USDA Meat Labelling Law Issue Heads Back to U.S. Court [May 19]
By Amanda Brodhagen, Farms.com
The fight over mandatory Country of Origin Labelling (COOL) isn’t over.
In a rare occurrence earlier this month, a U.S. Court of Appeals for the District of Columbia Circuit overturned a ruling denying an injunction against the U.S. Department of Agriculture’s controversial meat labelling rule, also known as COOL.
On April 4, the Appellate Court vacated a March 28 ruling that agreed with a lower court’s decision to allow the USDA to enforce its COOL rule.
A 12-judge panel will rehear the case on May 19, 2014.

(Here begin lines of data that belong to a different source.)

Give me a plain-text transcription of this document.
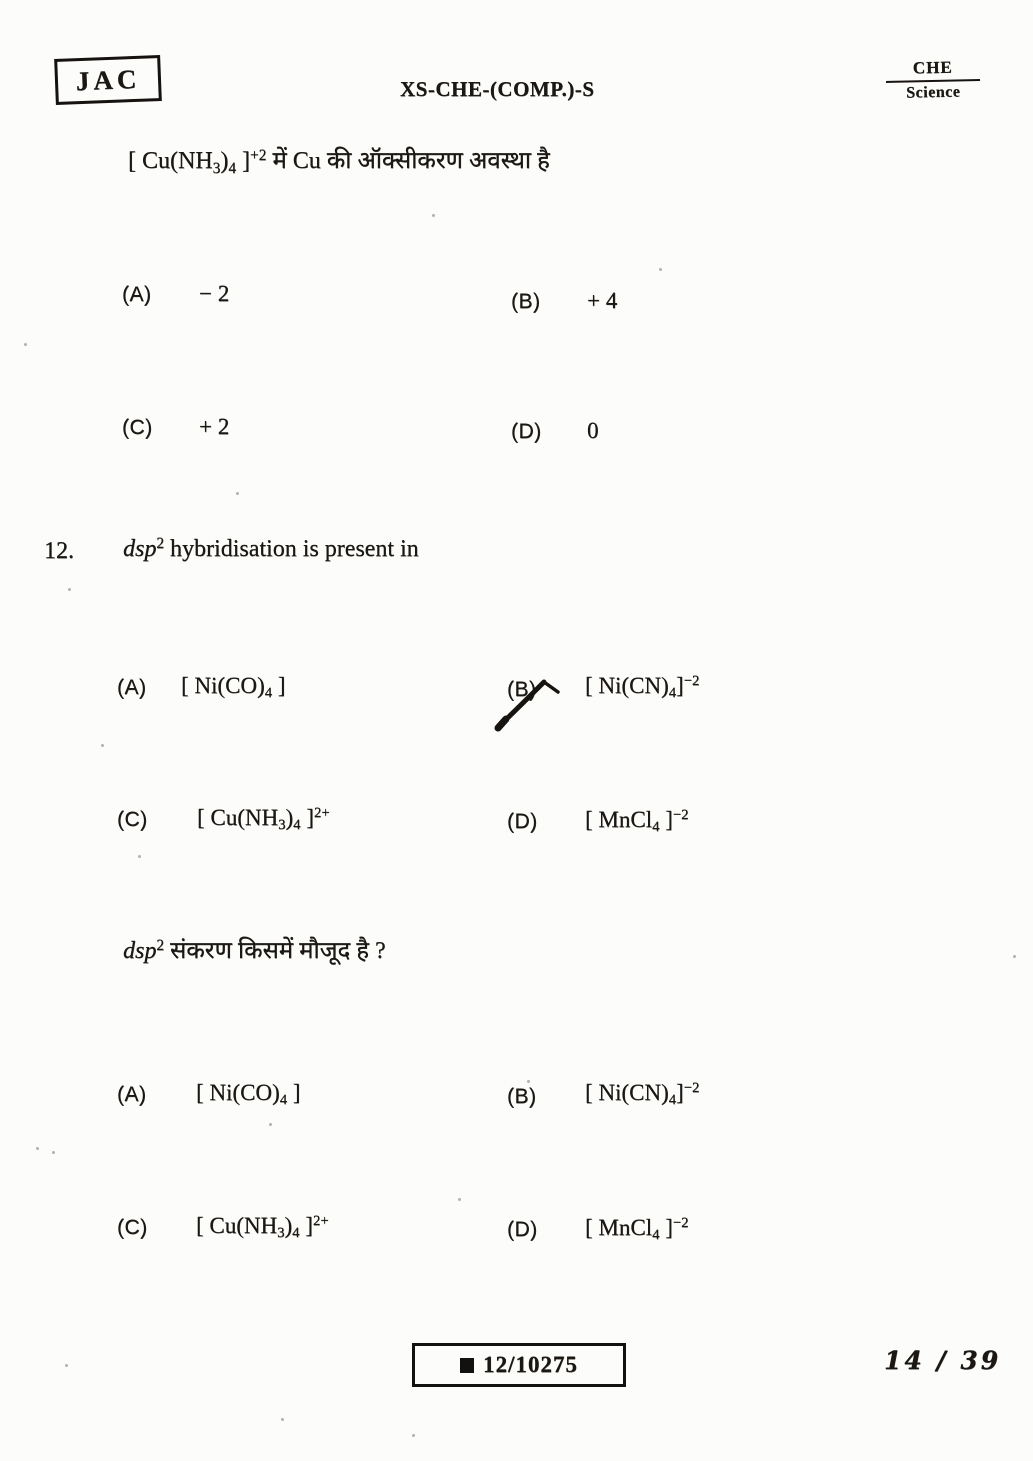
JAC	XS-CHE-(COMP.)-S
CHE
Science
[ $Cu(NH_3)_4$ ]$^{+2}$ में Cu की ऑक्सीकरण अवस्था है
(A) − 2	(B) + 4
(C) + 2	(D) 0
12. dsp$^2$ hybridisation is present in
(A) [ $Ni(CO)_4$ ]	(B) [ $Ni(CN)_4]^{-2}$
(C) [ $Cu(NH_3)_4$ ]$^{2+}$	(D) [ MnCl$_4$ ]$^{-2}$
dsp$^2$ संकरण किसमें मौजूद है ?
(A) [ $Ni(CO)_4$ ]	(B) [ $Ni(CN)_4]^{-2}$
(C) [ $Cu(NH_3)_4$ ]$^{2+}$	(D) [ MnCl$_4$ ]$^{-2}$
12/10275	14 / 39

Meat and livestock organizations have been pushing for an injunction to prevent the USDA from rolling out its amended COOL regulation. The legislation requires U.S. producers and processors to label where an animal was born, raised and slaughtered (e.g. born in Canada, raised and slaughtered in the United States).
In July 2012, the World Trade Organization (WTO) ruled that the U.S. needed to amend its COOL legislation to meet compliance with trade commitments. It asked the USDA to modify its legislation to either a single mandatory label for all meet in the U.S. or voluntary labelling.
Instead, the U.S. tightened its rules. Canada and Mexico argue that the rule has worsened the situation further. Trade partners have maintained that COOL discriminates against out-of-country livestock.
Previously, the rules only required labelling on meat with the wording of “Product of ___.” In addition, the tightened rules now forbid the once common industry practice of ‘comingling’ of muscle cuts from different countries of origin.
The labeling rules have spurred legal action in the U.S. District Court and at the World Trade Organization. A decision from the WTO is expected in late June of 2014. Depending on the outcome of the ruling, the WTO could authorize Canada and Mexico to impose retaliatory actions against certain U.S. exports.